|What has been your experience with publishers?
In a nutshell, my experience with publishers has been stressful at times, but not horrible. As much as I hate to say it, the easiest part of being an author is actually writing a book. Publishing, design, promotion, and production are where most of the stress comes into play. When dealing with literary agents or publishers, I try to park my ego outside but I refuse to let anyone push me around. I try to stay firm, but humble.
The industry is just that, an industry. Make no mistake. In other words, universally rejected.
It's best to have a reputable and effective agent when dealing with a publisher. Be prepared to promote your own work and since you love what you wrote, why wouldn't you want to do this? If you want to keep a larger % of the profits from your book marketing efforts, self-publishing allows you to do this, but you'll have to be disciplined and possible create various ways to earn money from writing (i.e. grant, proposal, newspaper, magazine writing).
My magazine publishers are great.
My fiction publisher was a disaster. They went bankrupt and took my last six months of royalties with them...ouch!
My experience is, I am sure, different than others. I've worked for a publisher. I've submitted to publishers as an agent/authors representative, and I've submitted my own work.
All of MY personal experience has been good...
I share information about interaction with publishers in my work blog.
I self-publish my books. I have an anarchist, do-it-yourself style for most things. I don't submit to publishers. I don't use an agent for marketing. I do have editors for online publications though.
No experience at all. They seem to be hiding from all who would dare to send them material. I understand that there is a mass of work out there and weeding through it must be very difficult for them. I have recently been trying to find an agent but I think that the subject of my book must be pase' as none seem interested. I am self published printed and so far not very well self marketed. I told a friend that I can sell a million dollar building but do not seem to be able to market a ten dollar book.
So far they have been very helpful.
They want me to write faster (not likely until I retire from the day job), and never publicize/market my books enough [a universal complaint by fiction authors].
I began publishing in print, but now I publish mostly online. I find that online publications (even those that are counterparts to print) often publish more exciting work that breaks the old molds. You also have far more readers and often receive feedback. Still, there are far more stories being submitted each month than slots to publish them. You can't take it too seriously.
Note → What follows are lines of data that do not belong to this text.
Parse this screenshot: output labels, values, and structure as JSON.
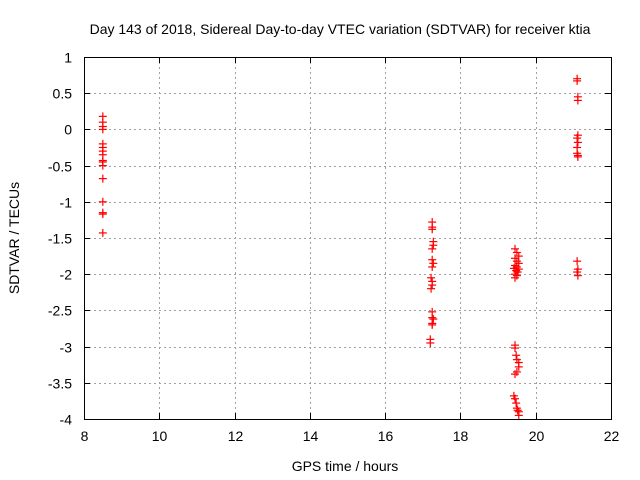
{
  "chart_data": {
    "type": "scatter",
    "title": "Day 143 of 2018, Sidereal Day-to-day VTEC variation (SDTVAR) for receiver ktia",
    "xlabel": "GPS time / hours",
    "ylabel": "SDTVAR / TECUs",
    "xlim": [
      8,
      22
    ],
    "ylim": [
      -4,
      1
    ],
    "xticks": [
      "8",
      "10",
      "12",
      "14",
      "16",
      "18",
      "20",
      "22"
    ],
    "yticks": [
      "1",
      "0.5",
      "0",
      "-0.5",
      "-1",
      "-1.5",
      "-2",
      "-2.5",
      "-3",
      "-3.5",
      "-4"
    ],
    "grid": true,
    "marker": "+",
    "marker_color": "#ff0000",
    "series": [
      {
        "points": [
          [
            8.5,
            0.18
          ],
          [
            8.5,
            0.1
          ],
          [
            8.5,
            0.04
          ],
          [
            8.5,
            0.0
          ],
          [
            8.5,
            -0.2
          ],
          [
            8.5,
            -0.25
          ],
          [
            8.5,
            -0.3
          ],
          [
            8.5,
            -0.35
          ],
          [
            8.5,
            -0.43
          ],
          [
            8.5,
            -0.45
          ],
          [
            8.5,
            -0.5
          ],
          [
            8.5,
            -0.68
          ],
          [
            8.5,
            -1.0
          ],
          [
            8.5,
            -1.15
          ],
          [
            8.5,
            -1.17
          ],
          [
            8.5,
            -1.43
          ],
          [
            17.25,
            -1.28
          ],
          [
            17.25,
            -1.35
          ],
          [
            17.25,
            -1.38
          ],
          [
            17.28,
            -1.55
          ],
          [
            17.28,
            -1.6
          ],
          [
            17.25,
            -1.65
          ],
          [
            17.25,
            -1.8
          ],
          [
            17.28,
            -1.85
          ],
          [
            17.25,
            -1.9
          ],
          [
            17.22,
            -2.05
          ],
          [
            17.25,
            -2.1
          ],
          [
            17.25,
            -2.15
          ],
          [
            17.22,
            -2.2
          ],
          [
            17.25,
            -2.52
          ],
          [
            17.25,
            -2.6
          ],
          [
            17.28,
            -2.62
          ],
          [
            17.25,
            -2.68
          ],
          [
            17.25,
            -2.7
          ],
          [
            17.2,
            -2.9
          ],
          [
            17.2,
            -2.95
          ],
          [
            19.45,
            -1.65
          ],
          [
            19.5,
            -1.7
          ],
          [
            19.55,
            -1.75
          ],
          [
            19.45,
            -1.78
          ],
          [
            19.5,
            -1.82
          ],
          [
            19.55,
            -1.85
          ],
          [
            19.45,
            -1.88
          ],
          [
            19.5,
            -1.9
          ],
          [
            19.42,
            -1.92
          ],
          [
            19.55,
            -1.93
          ],
          [
            19.48,
            -1.95
          ],
          [
            19.52,
            -1.97
          ],
          [
            19.45,
            -2.0
          ],
          [
            19.5,
            -2.02
          ],
          [
            19.45,
            -2.05
          ],
          [
            19.45,
            -2.98
          ],
          [
            19.45,
            -3.02
          ],
          [
            19.48,
            -3.12
          ],
          [
            19.5,
            -3.18
          ],
          [
            19.55,
            -3.22
          ],
          [
            19.55,
            -3.28
          ],
          [
            19.5,
            -3.35
          ],
          [
            19.45,
            -3.38
          ],
          [
            19.42,
            -3.68
          ],
          [
            19.45,
            -3.72
          ],
          [
            19.48,
            -3.78
          ],
          [
            19.5,
            -3.85
          ],
          [
            19.52,
            -3.88
          ],
          [
            19.55,
            -3.9
          ],
          [
            19.55,
            -3.95
          ],
          [
            21.1,
            0.7
          ],
          [
            21.1,
            0.67
          ],
          [
            21.12,
            0.45
          ],
          [
            21.12,
            0.4
          ],
          [
            21.12,
            -0.08
          ],
          [
            21.1,
            -0.12
          ],
          [
            21.12,
            -0.18
          ],
          [
            21.1,
            -0.25
          ],
          [
            21.1,
            -0.33
          ],
          [
            21.12,
            -0.36
          ],
          [
            21.12,
            -0.38
          ],
          [
            21.1,
            -1.82
          ],
          [
            21.12,
            -1.93
          ],
          [
            21.1,
            -1.97
          ],
          [
            21.12,
            -2.02
          ]
        ]
      }
    ]
  }
}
So far, I've have wonderful experiences with publishers. I've done a lot of freelance editing for publishers and have enjoyed them a lot and have learned a lot also. When I first started submitting queries, I got very discouraged by the normal form "rejection" letters I got from publishers, but when I realized how many pieces of correspondence they receive, I came to understand the form letters...though I really appreciated those who took five minutes to jot a note on my rejection slip!
I only have experience with newspaper publishers. They have been OK, although prone to let me work in one area for a decade or more before letting me go without the slightest hint of the coming axe.
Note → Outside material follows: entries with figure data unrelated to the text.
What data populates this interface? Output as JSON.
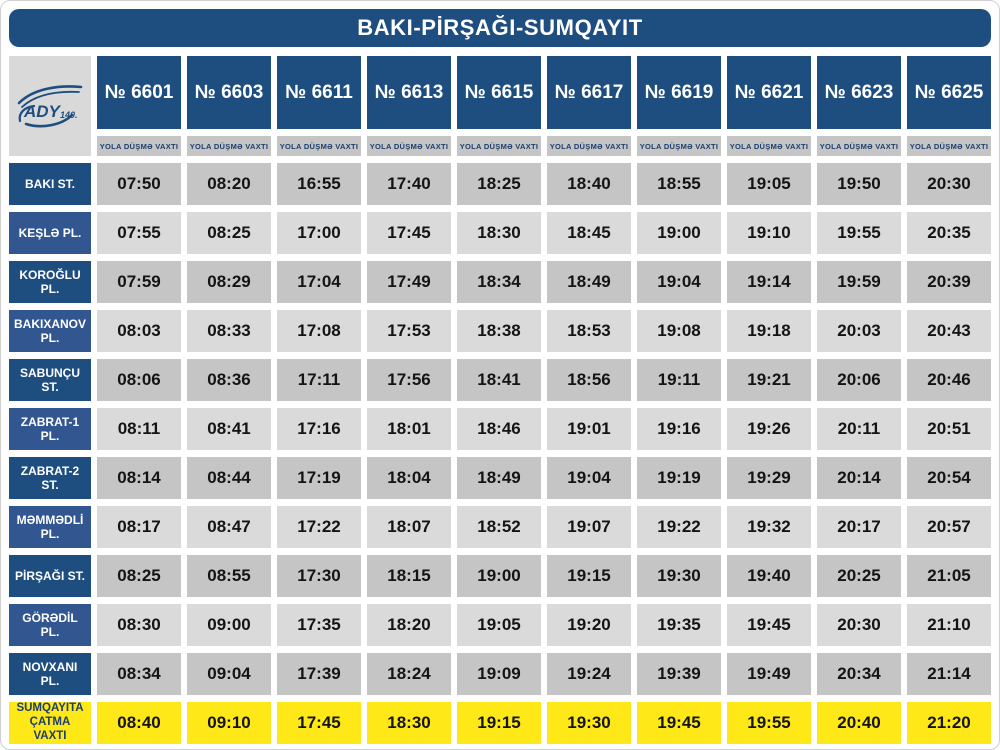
{
  "title": "BAKI-PİRŞAĞI-SUMQAYIT",
  "logo": {
    "name": "ADY",
    "anniversary": "140."
  },
  "departure_label": "YOLA DÜŞMƏ VAXTI",
  "trains": [
    "№ 6601",
    "№ 6603",
    "№ 6611",
    "№ 6613",
    "№ 6615",
    "№ 6617",
    "№ 6619",
    "№ 6621",
    "№ 6623",
    "№ 6625"
  ],
  "rows": [
    {
      "station": "BAKI ST.",
      "highlight": false,
      "times": [
        "07:50",
        "08:20",
        "16:55",
        "17:40",
        "18:25",
        "18:40",
        "18:55",
        "19:05",
        "19:50",
        "20:30"
      ]
    },
    {
      "station": "KEŞLƏ PL.",
      "highlight": false,
      "times": [
        "07:55",
        "08:25",
        "17:00",
        "17:45",
        "18:30",
        "18:45",
        "19:00",
        "19:10",
        "19:55",
        "20:35"
      ]
    },
    {
      "station": "KOROĞLU PL.",
      "highlight": false,
      "times": [
        "07:59",
        "08:29",
        "17:04",
        "17:49",
        "18:34",
        "18:49",
        "19:04",
        "19:14",
        "19:59",
        "20:39"
      ]
    },
    {
      "station": "BAKIXANOV PL.",
      "highlight": false,
      "times": [
        "08:03",
        "08:33",
        "17:08",
        "17:53",
        "18:38",
        "18:53",
        "19:08",
        "19:18",
        "20:03",
        "20:43"
      ]
    },
    {
      "station": "SABUNÇU ST.",
      "highlight": false,
      "times": [
        "08:06",
        "08:36",
        "17:11",
        "17:56",
        "18:41",
        "18:56",
        "19:11",
        "19:21",
        "20:06",
        "20:46"
      ]
    },
    {
      "station": "ZABRAT-1 PL.",
      "highlight": false,
      "times": [
        "08:11",
        "08:41",
        "17:16",
        "18:01",
        "18:46",
        "19:01",
        "19:16",
        "19:26",
        "20:11",
        "20:51"
      ]
    },
    {
      "station": "ZABRAT-2 ST.",
      "highlight": false,
      "times": [
        "08:14",
        "08:44",
        "17:19",
        "18:04",
        "18:49",
        "19:04",
        "19:19",
        "19:29",
        "20:14",
        "20:54"
      ]
    },
    {
      "station": "MƏMMƏDLİ PL.",
      "highlight": false,
      "times": [
        "08:17",
        "08:47",
        "17:22",
        "18:07",
        "18:52",
        "19:07",
        "19:22",
        "19:32",
        "20:17",
        "20:57"
      ]
    },
    {
      "station": "PİRŞAĞI ST.",
      "highlight": false,
      "times": [
        "08:25",
        "08:55",
        "17:30",
        "18:15",
        "19:00",
        "19:15",
        "19:30",
        "19:40",
        "20:25",
        "21:05"
      ]
    },
    {
      "station": "GÖRƏDİL PL.",
      "highlight": false,
      "times": [
        "08:30",
        "09:00",
        "17:35",
        "18:20",
        "19:05",
        "19:20",
        "19:35",
        "19:45",
        "20:30",
        "21:10"
      ]
    },
    {
      "station": "NOVXANI PL.",
      "highlight": false,
      "times": [
        "08:34",
        "09:04",
        "17:39",
        "18:24",
        "19:09",
        "19:24",
        "19:39",
        "19:49",
        "20:34",
        "21:14"
      ]
    },
    {
      "station": "SUMQAYITA ÇATMA VAXTI",
      "highlight": true,
      "times": [
        "08:40",
        "09:10",
        "17:45",
        "18:30",
        "19:15",
        "19:30",
        "19:45",
        "19:55",
        "20:40",
        "21:20"
      ]
    }
  ],
  "colors": {
    "blue": "#1e4d80",
    "blue_alt": "#325690",
    "gray_dark": "#c5c5c5",
    "gray_light": "#dadada",
    "logo_gray": "#d9d9d9",
    "yellow": "#ffe817",
    "navy_text": "#1c3e6e",
    "time_text": "#141414"
  }
}
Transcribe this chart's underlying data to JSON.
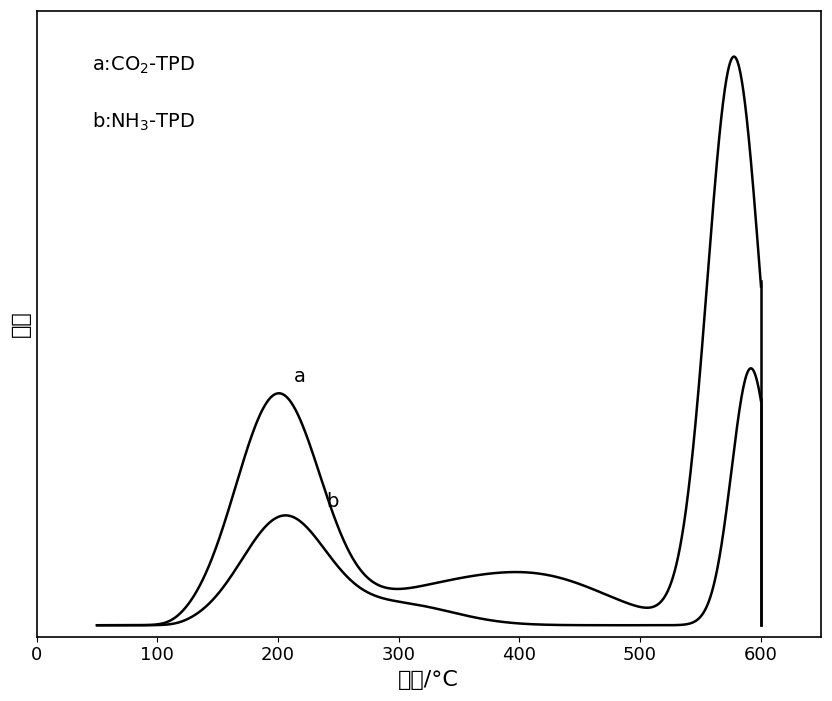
{
  "xlabel": "温度/°C",
  "ylabel": "强度",
  "label_a": "a",
  "label_b": "b",
  "xlim": [
    0,
    650
  ],
  "xticks": [
    0,
    100,
    200,
    300,
    400,
    500,
    600
  ],
  "line_color": "#000000",
  "background_color": "#ffffff",
  "fontsize_axis_label": 16,
  "fontsize_tick": 13,
  "fontsize_legend": 14,
  "fontsize_curve_label": 14
}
Book publishers? Hey, that would be neat...
Publishing has changed a lot and I realize I need to update myself regarding that subject (especially online publishing and agents). I've had most of my writing published successly by others in the past without any bad experiences that I can recall (except, of course, for those aggravating rejections!), but have been self-publishing since 1995 (because it guarantees being printed). I realize now that I need to ideally do both, self-publishing and working with publishers and agents.
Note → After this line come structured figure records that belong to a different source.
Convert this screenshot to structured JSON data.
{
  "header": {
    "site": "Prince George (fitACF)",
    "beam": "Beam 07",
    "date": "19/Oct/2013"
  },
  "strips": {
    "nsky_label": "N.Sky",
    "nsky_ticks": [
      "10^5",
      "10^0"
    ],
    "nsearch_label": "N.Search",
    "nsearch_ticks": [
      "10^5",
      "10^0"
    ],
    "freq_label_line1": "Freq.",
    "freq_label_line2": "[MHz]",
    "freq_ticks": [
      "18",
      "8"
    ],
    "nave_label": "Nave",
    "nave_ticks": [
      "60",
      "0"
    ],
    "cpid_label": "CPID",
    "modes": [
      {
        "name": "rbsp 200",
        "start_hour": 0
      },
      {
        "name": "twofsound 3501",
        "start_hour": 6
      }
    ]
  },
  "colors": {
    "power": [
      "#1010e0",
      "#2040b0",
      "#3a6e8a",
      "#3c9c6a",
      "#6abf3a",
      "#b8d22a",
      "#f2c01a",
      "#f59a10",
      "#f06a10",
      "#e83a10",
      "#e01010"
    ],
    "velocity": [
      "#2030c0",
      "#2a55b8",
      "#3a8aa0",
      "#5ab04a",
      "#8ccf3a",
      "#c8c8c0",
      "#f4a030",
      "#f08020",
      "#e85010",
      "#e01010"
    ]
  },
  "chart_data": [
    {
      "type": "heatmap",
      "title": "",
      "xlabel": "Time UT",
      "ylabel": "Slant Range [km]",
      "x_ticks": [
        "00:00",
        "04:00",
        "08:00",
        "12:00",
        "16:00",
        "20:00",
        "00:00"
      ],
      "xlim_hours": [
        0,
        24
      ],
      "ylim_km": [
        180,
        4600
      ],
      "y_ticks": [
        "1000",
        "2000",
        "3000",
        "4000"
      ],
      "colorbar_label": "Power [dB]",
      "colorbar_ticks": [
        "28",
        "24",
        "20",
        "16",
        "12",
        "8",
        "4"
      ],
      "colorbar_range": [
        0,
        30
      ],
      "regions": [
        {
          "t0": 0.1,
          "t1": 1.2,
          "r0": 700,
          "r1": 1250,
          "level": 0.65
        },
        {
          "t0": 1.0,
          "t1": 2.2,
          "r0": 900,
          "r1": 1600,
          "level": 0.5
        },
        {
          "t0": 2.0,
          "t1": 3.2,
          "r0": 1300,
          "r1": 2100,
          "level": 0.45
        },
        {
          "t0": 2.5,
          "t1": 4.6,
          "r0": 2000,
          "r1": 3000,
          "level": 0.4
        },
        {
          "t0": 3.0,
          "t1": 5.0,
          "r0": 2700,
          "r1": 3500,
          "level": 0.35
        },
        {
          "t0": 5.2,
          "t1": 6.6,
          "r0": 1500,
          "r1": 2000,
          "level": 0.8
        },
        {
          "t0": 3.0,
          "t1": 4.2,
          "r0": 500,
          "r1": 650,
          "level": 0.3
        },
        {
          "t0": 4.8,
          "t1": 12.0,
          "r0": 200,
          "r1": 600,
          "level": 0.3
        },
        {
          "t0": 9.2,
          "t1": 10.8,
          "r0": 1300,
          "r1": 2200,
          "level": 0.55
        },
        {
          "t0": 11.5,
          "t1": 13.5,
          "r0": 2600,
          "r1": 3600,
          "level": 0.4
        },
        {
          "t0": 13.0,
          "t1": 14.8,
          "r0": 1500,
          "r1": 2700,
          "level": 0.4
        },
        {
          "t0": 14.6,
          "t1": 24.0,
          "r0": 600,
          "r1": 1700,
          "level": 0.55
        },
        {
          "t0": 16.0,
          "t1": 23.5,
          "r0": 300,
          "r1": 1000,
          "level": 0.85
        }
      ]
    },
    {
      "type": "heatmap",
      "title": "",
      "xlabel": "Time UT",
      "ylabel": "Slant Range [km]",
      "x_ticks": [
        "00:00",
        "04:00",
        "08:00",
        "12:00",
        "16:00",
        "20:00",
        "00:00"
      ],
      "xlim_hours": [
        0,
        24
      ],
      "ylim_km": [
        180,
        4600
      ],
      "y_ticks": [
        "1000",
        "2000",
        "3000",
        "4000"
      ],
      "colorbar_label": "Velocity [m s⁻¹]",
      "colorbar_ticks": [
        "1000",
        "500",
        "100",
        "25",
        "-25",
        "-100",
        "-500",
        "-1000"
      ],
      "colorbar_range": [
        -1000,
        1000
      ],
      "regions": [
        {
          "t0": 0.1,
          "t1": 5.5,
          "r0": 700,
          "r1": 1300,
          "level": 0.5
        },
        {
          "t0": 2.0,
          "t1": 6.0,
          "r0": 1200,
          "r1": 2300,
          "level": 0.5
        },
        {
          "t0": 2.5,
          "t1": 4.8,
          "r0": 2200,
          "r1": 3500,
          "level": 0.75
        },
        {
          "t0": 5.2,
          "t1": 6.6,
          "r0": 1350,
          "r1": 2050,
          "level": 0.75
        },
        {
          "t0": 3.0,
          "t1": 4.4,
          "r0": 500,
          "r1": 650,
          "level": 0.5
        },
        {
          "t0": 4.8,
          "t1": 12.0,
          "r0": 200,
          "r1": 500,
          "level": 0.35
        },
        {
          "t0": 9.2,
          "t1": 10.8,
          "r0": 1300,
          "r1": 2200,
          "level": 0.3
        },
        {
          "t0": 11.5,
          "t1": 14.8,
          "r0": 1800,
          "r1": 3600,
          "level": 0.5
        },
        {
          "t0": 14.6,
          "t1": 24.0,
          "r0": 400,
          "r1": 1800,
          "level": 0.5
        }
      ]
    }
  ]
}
The book publishing industry is in a state of emergency these days. But it has been that way for some time.
When I wrote my first books, publishers were willing to take a chance on a book by an unknown writer or expert. Heck they would even send that author out on a book tour. You can forget about that today. All publishers want their authors to have a strong platform - meaning that the author can virtually guarantee substantial sales.
It can all be very frustrating for a writer. I once got a big rush from an editor at McGraw-Hill to turn in a manuscript by such-and-such a date. A real short deadline. I hit the deadline, then waited months and months to get any feedback. She wouldn't answer my calls or emails, or those from my co-author. Then one day her assistant called and said that they wanted a substantial rewrite in just a few weeks, so they could work the book into their Spring catalog. So I went ahead and hit that deadline. But by the time I turned the book in again, that editor had left. And the woman who replaced her had little interest in the book, so it got orphaned and never really sold.
That's just the way it is in all businesses today. Not just in publishing. American business is in crisis, so why should publishing be any different? Yet lots of authors like to sit around and feel like they are being victimized. It's the old "I am an artist being victimized by the evil businesspeople" mindset, which I really don't subscribe to. Everybody is being vicimized today. So I would say the best course is to just sit down and write and let the chips fall where they may.
They don't promote. The publisher of my thriller is fairly new and has empty pockets. The publisher of my fantasy (Tate) I have learned is really a vanity publisher (although they deny this intensely). Tate is there to make money off the author, not the sales of the author's books. Tate promises a huge investment in the author's book, but they have done really nothing to promote it.